I followed the ghosts into the woods, and soon found our tree. It wasn’t as deep into the woods as I remembered. I ran my fingers on its mangled bark. “Sarah ♥ Laura BFFs”.

The treehouse was still standing. Sort of. It was falling apart, not much more than a platform in a tree. But ghosts can’t fall through rotting wood. I remembered the hours spent here, playing pirates or space adventurers or knights and castles with her. Talking about all the weird things Warren was into, the weird stuff he did at school. Sarah teasing me about how much I talked about him, wondering when I would finally kiss him.

I remembered Sarah’s smile when I told her about our first kiss. I remembered calling her out here in the middle of the night and crying on her shoulder. I remembered the sunsets we’d watch here, just huddled up against each other with a blanket and talking about school, about life, about college.
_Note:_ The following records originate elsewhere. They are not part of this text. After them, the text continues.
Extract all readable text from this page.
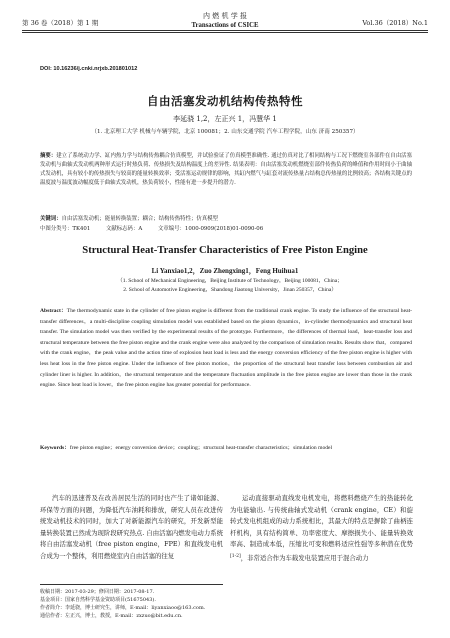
第 36 卷（2018）第 1 期
内 燃 机 学 报
Transactions of CSICE	Vol.36（2018）No.1
DOI: 10.16236/j.cnki.nrjxb.201801012
自由活塞发动机结构传热特性
李延骁 1,2，左正兴 1，冯慧华 1
（1. 北京理工大学 机械与车辆学院，北京 100081；2. 山东交通学院 汽车工程学院，山东 济南 250357）
摘要：建立了系统动力学、缸内热力学与结构传热耦合仿真模型，并试验验证了仿真模型准确性. 通过仿真对比了相同结构与工况下燃烧室各部件在自由活塞发动机与曲轴式发动机两种形式运行时热负荷、传热损失及结构温度上的差异性. 结果表明：自由活塞发动机燃烧室部件传热负荷的峰值和作用时间小于曲轴式发动机，具有较小的传热损失与较高的能量转换效率；受活塞运动规律的影响，其缸内燃气与缸套对流传热量占结构总传热量的比例较高；各结构关键点的温度波与温度波动幅度低于曲轴式发动机，热负荷较小，性能有进一步提升的潜力.
关键词：自由活塞发动机；能量转换装置；耦合；结构传热特性；仿真模型
中图分类号：TK401	文献标志码：A	文章编号：1000-0909(2018)01-0090-06
Structural Heat-Transfer Characteristics of Free Piston Engine
Li Yanxiao1,2，Zuo Zhengxing1，Feng Huihua1
（1. School of Mechanical Engineering，Beijing Institute of Technology，Beijing 100081，China；
2. School of Automotive Engineering，Shandong Jiaotong University，Jinan 250357，China）
Abstract：The thermodynamic state in the cylinder of free piston engine is different from the traditional crank engine. To study the influence of the structural heat-transfer differences，a multi-discipline coupling simulation model was established based on the piston dynamics，in-cylinder thermodynamics and structural heat transfer. The simulation model was then verified by the experimental results of the prototype. Furthermore，the differences of thermal load，heat-transfer loss and structural temperature between the free piston engine and the crank engine were also analyzed by the comparison of simulation results. Results show that，compared with the crank engine，the peak value and the action time of explosion heat load is less and the energy conversion efficiency of the free piston engine is higher with less heat loss in the free piston engine. Under the influence of free piston motion，the proportion of the structural heat transfer loss between combustion air and cylinder liner is higher. In addition，the structural temperature and the temperature fluctuation amplitude in the free piston engine are lower than those in the crank engine. Since heat load is lower，the free piston engine has greater potential for performance.
Keywords：free piston engine；energy conversion device；coupling；structural heat-transfer characteristics；simulation model
汽车的迅速普及在改善居民生活的同时也产生了诸如能源、环保等方面的问题，为降低汽车油耗和排放，研究人员在改进传统发动机技术的同时，加大了对新能源汽车的研究，开发新型能量转换装置已然成为现阶段研究热点. 自由活塞内燃发电动力系统将自由活塞发动机（free piston engine，FPE）和直线发电机合成为一个整体，利用燃烧室内自由活塞的往复
运动直接驱动直线发电机发电，将燃料燃烧产生的热能转化为电能输出. 与传统曲轴式发动机（crank engine，CE）和旋转式发电机组成的动力系统相比，其最大的特点是摒除了曲柄连杆机构，具有结构简单、功率密度大、摩擦损失小、能量转换效率高、制造成本低，压缩比可变和燃料适应性强等多种潜在优势[1-2]，非常适合作为车载发电装置应用于混合动力
收稿日期：2017-03-29；修回日期：2017-08-17.
基金项目：国家自然科学基金资助项目(51675043).
作者简介：李延骁，博士研究生，讲师，E-mail：liyanxiaoo@163.com.
通信作者：左正兴，博士，教授，E-mail：zxzuo@bit.edu.cn.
I remembered the brilliant orange sky the first time we really talked, Sarah and I. About us. The evening we first kissed.

And there’s nought but a ghost left. But ghosts, it seems, for all they might be incorporeal, can still stab through your heart.

I walked back to the house, the chill of the night setting into my bones. Another ghost following me, another memory. My face had been streaked with tears that day, too. I’d sat in our treehouse well into the night back then, the sun my only friend, for a time. I hadn’t even been able to hold her hand, to kiss her goodbye. All I had gotten was a call from Mom, who’d gotten a call from Sarah’s mom. And I had come right back home, and sat in the treehouse.

I stared up at the house. It was mine now. But I couldn’t stay here, not in this haunted place. Not even for a night.

I locked the doors. I drifted over to my car. I drove to the motel.